3. Le risque géopolitique pourrait refaire surface : Les restrictions technologiques entre les États-Unis et la Chine restent une source majeure d’incertitude, notamment concernant les puces avancées, l’accès au cloud et l’utilisation des modèles d’IA.
4. Les préoccupations liées à la sécurité des données pourraient limiter l’adoption : Les modèles d’IA chinois pourraient être davantage utilisés pour le développement logiciel, l’expérimentation et les usages moins sensibles, mais leur adoption dans des secteurs réglementés comme la banque, la cybersécurité ou les administrations publiques pourrait rester plus limitée.
5. La Chine pourrait limiter l’accès à ses propres modèles d’IA : Si la Chine restreint l’accès étranger à ses technologies d’IA avancées, elle pourrait réduire l’un des principaux avantages de sa stratégie open source : l’adoption mondiale par les développeurs.
Ainsi, la thèse d’investissement ne repose pas sur l’idée que la Chine ne présente aucun risque. Elle repose plutôt sur le fait que le marché pourrait recommencer à valoriser la tech chinoise pour ses opportunités, et plus uniquement pour ses risques.
La tech chinoise ne revient pas parce que tous les anciens risques ont disparu.
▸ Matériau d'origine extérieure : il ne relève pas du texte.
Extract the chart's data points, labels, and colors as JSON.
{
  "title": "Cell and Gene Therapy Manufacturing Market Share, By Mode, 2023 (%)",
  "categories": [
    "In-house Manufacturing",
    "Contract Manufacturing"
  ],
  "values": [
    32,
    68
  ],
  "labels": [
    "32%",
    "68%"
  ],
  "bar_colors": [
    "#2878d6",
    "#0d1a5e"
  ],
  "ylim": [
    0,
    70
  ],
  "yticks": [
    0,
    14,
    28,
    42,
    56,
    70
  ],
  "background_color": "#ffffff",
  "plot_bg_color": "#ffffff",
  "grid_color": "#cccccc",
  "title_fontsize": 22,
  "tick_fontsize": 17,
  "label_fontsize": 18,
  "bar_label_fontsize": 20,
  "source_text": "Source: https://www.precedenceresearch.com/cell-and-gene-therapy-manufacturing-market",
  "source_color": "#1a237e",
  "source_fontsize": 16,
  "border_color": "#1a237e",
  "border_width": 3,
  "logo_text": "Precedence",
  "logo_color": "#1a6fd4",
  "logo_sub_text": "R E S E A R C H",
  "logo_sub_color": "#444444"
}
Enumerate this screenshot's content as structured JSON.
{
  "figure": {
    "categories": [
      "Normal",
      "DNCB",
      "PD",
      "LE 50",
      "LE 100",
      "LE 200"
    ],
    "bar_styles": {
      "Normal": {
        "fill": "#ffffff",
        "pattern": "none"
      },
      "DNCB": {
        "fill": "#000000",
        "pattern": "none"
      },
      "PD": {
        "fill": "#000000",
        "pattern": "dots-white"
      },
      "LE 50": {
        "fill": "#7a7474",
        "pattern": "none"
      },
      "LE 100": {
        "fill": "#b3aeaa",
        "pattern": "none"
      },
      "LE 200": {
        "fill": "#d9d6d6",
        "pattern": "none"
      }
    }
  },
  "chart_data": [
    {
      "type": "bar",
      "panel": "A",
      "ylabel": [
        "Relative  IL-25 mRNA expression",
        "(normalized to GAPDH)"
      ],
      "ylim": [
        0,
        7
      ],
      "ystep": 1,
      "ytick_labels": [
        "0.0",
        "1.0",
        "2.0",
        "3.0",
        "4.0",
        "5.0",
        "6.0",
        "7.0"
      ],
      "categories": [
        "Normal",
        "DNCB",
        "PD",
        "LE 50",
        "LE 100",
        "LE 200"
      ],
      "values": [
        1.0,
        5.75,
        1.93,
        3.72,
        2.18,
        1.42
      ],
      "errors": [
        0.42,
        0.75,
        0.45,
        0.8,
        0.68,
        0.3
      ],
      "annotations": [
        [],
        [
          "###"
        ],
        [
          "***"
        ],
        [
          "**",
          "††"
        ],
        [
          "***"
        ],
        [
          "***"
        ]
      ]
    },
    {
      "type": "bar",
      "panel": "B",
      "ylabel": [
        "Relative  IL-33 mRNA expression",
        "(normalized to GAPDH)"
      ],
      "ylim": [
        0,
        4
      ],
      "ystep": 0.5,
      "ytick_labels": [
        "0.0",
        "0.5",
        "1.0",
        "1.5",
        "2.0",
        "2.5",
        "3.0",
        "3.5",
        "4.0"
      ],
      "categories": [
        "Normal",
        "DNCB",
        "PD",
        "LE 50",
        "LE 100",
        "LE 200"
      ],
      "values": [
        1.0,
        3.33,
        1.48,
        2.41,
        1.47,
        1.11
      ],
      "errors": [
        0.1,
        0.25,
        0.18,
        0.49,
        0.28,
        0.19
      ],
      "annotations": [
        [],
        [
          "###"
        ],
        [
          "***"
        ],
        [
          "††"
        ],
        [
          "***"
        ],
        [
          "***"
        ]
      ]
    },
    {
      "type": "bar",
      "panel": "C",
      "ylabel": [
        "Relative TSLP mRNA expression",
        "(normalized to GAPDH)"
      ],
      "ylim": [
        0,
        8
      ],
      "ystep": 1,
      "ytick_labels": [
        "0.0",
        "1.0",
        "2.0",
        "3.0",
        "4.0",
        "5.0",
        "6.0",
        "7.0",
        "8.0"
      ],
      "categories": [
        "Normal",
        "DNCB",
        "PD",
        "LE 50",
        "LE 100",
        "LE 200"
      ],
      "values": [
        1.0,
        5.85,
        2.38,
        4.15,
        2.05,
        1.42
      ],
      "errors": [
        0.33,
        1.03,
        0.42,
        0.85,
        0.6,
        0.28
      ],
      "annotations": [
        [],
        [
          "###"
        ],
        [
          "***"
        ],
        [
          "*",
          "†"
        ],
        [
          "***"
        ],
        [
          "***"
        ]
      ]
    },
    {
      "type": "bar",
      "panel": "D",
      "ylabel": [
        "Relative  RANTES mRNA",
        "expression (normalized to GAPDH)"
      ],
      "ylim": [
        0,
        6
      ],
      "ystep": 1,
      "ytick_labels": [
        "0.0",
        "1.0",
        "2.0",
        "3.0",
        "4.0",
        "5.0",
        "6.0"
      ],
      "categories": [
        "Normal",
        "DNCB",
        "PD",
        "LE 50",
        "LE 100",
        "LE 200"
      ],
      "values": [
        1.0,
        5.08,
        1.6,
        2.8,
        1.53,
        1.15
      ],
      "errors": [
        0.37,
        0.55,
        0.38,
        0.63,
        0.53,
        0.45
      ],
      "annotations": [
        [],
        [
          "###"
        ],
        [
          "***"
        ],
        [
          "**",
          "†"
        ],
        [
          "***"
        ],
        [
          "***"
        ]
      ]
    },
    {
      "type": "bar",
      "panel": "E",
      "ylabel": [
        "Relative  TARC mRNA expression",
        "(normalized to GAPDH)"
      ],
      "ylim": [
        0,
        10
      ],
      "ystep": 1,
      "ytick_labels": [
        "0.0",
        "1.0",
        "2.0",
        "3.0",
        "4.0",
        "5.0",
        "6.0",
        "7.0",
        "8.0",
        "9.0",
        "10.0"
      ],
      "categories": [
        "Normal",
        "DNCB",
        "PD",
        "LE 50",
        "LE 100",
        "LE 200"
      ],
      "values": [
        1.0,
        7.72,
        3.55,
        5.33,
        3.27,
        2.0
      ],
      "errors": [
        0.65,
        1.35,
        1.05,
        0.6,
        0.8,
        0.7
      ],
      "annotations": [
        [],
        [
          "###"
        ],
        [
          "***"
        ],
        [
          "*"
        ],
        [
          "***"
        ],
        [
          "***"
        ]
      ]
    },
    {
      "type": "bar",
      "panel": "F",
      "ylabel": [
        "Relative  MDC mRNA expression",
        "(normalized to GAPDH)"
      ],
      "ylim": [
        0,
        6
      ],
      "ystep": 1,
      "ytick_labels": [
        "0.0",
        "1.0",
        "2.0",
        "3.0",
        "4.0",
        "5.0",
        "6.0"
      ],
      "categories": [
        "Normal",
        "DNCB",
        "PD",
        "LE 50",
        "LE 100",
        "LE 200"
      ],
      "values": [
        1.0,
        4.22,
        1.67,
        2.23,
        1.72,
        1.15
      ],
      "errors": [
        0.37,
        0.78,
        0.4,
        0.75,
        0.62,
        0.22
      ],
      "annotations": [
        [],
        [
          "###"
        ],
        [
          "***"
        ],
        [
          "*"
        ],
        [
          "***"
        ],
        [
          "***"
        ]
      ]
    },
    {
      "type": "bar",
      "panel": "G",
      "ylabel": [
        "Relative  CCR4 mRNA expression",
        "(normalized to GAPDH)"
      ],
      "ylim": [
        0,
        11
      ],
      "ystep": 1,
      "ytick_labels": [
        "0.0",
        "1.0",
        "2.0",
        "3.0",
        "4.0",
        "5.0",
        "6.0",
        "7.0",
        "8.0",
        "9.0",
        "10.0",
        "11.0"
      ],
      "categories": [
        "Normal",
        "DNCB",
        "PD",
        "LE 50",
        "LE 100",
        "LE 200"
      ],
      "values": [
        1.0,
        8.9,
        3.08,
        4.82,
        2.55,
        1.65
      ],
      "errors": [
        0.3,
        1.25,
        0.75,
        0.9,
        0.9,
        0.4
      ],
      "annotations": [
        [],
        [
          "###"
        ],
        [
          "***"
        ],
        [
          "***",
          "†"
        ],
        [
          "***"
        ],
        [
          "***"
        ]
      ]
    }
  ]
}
Elle revient parce que l’histoire autour de l’IA est en train de s’élargir.
La première phase de l’IA a appartenu aux entreprises capables de dépenser le plus. La prochaine phase pourrait également récompenser celles capables de rendre l’IA moins chère, plus efficace et plus facile à déployer.
C’est précisément là que la tech chinoise dispose d’une véritable opportunité.
Les États-Unis restent la première puissance mondiale en matière de dépenses liées à l’IA. Ils conservent leur avance dans les laboratoires d’IA de pointe, les puces avancées, l’échelle des hyperscalers et les marchés financiers.
Mais la Chine devient progressivement le challenger de l’efficacité dans l’IA.
Et dans un marché qui commence à se demander si les rendements de l’IA pourront justifier les dépenses consacrées à cette technologie, cette différence devient soudainement essentielle.
La tech chinoise n’est peut-être pas le pari IA le plus évident. Mais elle pourrait être l’un des plus intéressants : moins chère, moins encombrée et de plus en plus liée à la prochaine phase d’adoption de l’IA.